The tears had only lasted a few minutes, but they felt like shards of glass slicing down his cheeks, piercing through his hollow shell and finally making him realise what he has done.
For the past six months he could numb himself to the pain, could pretend nothing had happened, but now with evidence right in front of him he doesn’t know how to handle it.
A weight has been placed onto him that he can never take off, a weight that will only get heavier the longer time goes on.
Maybe bringing back Dracula would fix it.
Maybe it will never change.
Maybe he’ll die with this feeling.
But maybe, just maybe, it won’t be so bad.
He has Rebecca, and Mark – and the support group – so maybe it will be okay.
His friends are talking and laughing a few feet away as he sits in Rebecca’s car and thinks, staring at his grey hair in the reflection of the rear-view mirror.
The lighter strand scared him when he first saw it a few days ago, but now he thinks he can make peace with it. Now he’s ready to change.

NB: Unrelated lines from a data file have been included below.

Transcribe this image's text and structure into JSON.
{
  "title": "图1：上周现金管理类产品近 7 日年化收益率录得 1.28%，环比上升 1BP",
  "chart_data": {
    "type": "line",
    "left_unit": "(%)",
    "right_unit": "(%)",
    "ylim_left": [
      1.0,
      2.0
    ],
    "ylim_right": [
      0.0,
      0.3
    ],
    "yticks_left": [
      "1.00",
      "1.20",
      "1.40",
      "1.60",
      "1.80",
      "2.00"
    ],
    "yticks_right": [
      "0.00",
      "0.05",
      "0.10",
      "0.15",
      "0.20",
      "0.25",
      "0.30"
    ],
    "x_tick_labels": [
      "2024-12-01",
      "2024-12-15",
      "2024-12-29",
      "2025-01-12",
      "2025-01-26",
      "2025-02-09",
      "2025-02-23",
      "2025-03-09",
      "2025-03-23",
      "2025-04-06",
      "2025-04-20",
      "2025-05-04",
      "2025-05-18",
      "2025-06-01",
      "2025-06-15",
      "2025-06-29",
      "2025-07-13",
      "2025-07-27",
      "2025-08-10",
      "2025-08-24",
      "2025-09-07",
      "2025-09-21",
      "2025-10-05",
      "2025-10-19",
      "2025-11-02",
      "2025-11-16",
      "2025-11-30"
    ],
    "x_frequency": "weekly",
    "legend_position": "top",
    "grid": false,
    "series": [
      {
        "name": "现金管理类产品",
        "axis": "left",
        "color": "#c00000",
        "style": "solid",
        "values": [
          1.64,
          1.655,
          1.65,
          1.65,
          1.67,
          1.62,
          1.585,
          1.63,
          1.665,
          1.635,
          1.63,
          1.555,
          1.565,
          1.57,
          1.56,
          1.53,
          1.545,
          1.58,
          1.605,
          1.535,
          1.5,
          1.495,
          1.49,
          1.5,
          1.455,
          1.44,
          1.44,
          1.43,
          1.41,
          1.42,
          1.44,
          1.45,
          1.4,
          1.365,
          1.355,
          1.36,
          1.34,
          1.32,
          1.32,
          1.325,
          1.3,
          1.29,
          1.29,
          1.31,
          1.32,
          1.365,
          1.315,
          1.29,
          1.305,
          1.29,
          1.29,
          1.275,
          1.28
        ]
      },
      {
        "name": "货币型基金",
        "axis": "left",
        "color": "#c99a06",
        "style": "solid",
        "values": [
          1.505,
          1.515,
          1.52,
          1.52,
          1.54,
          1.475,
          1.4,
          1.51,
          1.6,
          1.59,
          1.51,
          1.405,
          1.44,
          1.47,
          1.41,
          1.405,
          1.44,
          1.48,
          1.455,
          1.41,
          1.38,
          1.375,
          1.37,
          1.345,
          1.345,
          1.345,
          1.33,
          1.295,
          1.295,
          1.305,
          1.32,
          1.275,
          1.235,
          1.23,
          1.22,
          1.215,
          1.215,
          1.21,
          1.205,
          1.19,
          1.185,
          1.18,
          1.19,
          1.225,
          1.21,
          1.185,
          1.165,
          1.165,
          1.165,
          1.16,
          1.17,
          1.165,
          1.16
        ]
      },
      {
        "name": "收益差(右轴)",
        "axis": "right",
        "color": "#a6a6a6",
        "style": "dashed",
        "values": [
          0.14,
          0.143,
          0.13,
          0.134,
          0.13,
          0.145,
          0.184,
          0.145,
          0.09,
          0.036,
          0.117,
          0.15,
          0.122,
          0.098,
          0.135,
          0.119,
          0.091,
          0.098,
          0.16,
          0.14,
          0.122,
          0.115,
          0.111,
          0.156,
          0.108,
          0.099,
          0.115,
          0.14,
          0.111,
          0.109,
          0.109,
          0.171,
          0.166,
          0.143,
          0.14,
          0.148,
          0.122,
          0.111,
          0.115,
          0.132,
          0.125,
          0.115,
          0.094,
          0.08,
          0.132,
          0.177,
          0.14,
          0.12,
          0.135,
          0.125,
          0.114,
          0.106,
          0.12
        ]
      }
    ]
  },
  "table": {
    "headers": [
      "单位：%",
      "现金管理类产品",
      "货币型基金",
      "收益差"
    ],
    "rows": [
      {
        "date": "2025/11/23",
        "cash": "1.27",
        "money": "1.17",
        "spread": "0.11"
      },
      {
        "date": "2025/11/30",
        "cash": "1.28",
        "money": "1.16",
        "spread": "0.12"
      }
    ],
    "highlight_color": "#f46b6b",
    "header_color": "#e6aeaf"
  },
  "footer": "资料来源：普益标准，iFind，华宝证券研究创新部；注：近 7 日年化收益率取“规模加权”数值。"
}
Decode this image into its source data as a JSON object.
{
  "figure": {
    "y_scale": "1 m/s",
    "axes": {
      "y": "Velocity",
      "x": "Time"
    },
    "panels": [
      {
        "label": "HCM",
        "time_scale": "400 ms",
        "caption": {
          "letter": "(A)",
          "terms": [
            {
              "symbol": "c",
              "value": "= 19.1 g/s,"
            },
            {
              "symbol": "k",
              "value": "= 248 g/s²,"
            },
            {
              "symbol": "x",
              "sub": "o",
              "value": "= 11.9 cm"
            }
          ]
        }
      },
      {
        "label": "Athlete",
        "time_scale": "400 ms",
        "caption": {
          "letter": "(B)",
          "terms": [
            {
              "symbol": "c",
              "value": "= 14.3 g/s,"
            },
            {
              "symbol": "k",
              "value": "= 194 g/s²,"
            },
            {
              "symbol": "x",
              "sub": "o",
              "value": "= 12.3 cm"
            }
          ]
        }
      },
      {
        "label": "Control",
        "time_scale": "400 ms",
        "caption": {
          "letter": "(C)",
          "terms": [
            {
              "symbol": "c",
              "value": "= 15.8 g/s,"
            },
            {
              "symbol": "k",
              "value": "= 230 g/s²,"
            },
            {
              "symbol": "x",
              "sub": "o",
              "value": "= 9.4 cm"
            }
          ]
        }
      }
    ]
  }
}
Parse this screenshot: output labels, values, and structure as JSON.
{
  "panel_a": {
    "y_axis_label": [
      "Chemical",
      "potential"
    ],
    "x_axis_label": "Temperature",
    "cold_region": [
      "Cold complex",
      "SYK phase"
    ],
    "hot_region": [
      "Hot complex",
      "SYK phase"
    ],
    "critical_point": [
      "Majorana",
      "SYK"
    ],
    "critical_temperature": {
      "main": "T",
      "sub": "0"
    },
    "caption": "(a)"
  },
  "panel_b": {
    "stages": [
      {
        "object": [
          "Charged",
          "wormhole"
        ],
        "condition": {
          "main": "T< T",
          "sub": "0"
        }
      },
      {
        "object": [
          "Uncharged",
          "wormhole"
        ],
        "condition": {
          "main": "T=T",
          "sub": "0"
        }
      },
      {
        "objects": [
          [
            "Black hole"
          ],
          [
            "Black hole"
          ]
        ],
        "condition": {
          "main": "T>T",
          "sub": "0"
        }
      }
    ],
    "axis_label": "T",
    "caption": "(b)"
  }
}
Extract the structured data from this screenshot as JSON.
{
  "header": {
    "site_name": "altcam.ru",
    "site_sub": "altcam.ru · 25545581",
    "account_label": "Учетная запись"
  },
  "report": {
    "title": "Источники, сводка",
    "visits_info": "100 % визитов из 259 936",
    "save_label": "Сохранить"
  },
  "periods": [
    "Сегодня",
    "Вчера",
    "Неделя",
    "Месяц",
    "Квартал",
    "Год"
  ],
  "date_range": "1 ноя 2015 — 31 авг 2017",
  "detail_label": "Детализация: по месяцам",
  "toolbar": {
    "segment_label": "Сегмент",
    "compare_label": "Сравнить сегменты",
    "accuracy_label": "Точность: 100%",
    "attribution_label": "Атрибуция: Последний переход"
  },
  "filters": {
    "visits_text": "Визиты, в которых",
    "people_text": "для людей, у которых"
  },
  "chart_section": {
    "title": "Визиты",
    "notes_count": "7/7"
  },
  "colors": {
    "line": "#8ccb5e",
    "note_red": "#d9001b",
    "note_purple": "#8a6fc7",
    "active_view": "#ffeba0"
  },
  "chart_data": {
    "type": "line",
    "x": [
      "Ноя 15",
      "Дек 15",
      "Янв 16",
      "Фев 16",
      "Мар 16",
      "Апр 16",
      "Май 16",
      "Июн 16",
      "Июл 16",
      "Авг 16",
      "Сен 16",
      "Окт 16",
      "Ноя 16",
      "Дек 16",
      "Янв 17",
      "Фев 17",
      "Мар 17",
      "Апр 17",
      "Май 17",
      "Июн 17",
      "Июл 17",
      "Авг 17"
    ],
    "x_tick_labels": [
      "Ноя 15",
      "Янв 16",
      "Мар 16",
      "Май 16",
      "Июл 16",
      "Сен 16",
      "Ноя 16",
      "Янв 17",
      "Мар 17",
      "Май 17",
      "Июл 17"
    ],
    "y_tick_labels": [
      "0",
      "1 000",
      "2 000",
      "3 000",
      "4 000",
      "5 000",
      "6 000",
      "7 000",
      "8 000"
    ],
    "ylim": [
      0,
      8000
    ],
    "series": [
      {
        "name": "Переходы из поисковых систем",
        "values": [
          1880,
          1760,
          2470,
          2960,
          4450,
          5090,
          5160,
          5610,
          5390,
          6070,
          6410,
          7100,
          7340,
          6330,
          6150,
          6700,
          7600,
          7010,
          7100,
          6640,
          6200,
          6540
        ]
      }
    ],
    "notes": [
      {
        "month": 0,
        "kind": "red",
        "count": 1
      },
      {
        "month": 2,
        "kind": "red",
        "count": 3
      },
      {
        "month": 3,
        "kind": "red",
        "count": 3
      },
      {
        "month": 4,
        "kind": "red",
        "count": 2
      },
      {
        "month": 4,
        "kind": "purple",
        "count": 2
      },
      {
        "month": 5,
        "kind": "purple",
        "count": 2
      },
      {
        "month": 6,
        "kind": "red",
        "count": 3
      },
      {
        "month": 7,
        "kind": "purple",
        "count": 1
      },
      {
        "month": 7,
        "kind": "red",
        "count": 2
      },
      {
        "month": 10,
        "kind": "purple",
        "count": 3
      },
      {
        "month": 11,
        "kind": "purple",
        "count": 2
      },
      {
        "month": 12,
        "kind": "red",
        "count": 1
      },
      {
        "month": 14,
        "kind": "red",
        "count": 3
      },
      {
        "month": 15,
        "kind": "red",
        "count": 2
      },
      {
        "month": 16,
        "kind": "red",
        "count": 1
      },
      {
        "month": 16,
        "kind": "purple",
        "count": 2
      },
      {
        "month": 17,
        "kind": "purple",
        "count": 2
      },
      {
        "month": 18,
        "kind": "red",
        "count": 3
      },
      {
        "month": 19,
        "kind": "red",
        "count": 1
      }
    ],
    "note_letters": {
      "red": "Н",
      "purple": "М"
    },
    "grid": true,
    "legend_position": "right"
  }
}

Despite the fear and guilt and sadness and everything else, he knows that he has to do this. Maybe if not for himself, but to show Dracula that he can live without him. And maybe someday he will be happy for more than a few days, whether it be a week from now or when he’s about to die.
The dread of blowing out his birthday candle had scared him when Rebecca said she wanted to throw him a party, and he’s still a little nervous, but he can’t reverse time, as much as he wants to.
After about thirty minutes of contemplating, he hops out of the car and decides to celebrate.
In a way, Dracula had changed his life for the better; ninety years ago this birthday would have been nothing, but now he’s surrounded by people who care about him and who love him, and it’s everything to him.
Near the end of the evening, he blows out the ‘38’ candle on his cake and makes a wish with everyone else's encouragement, and he feels a burst of joy that he hasn’t felt since Lillian was alive.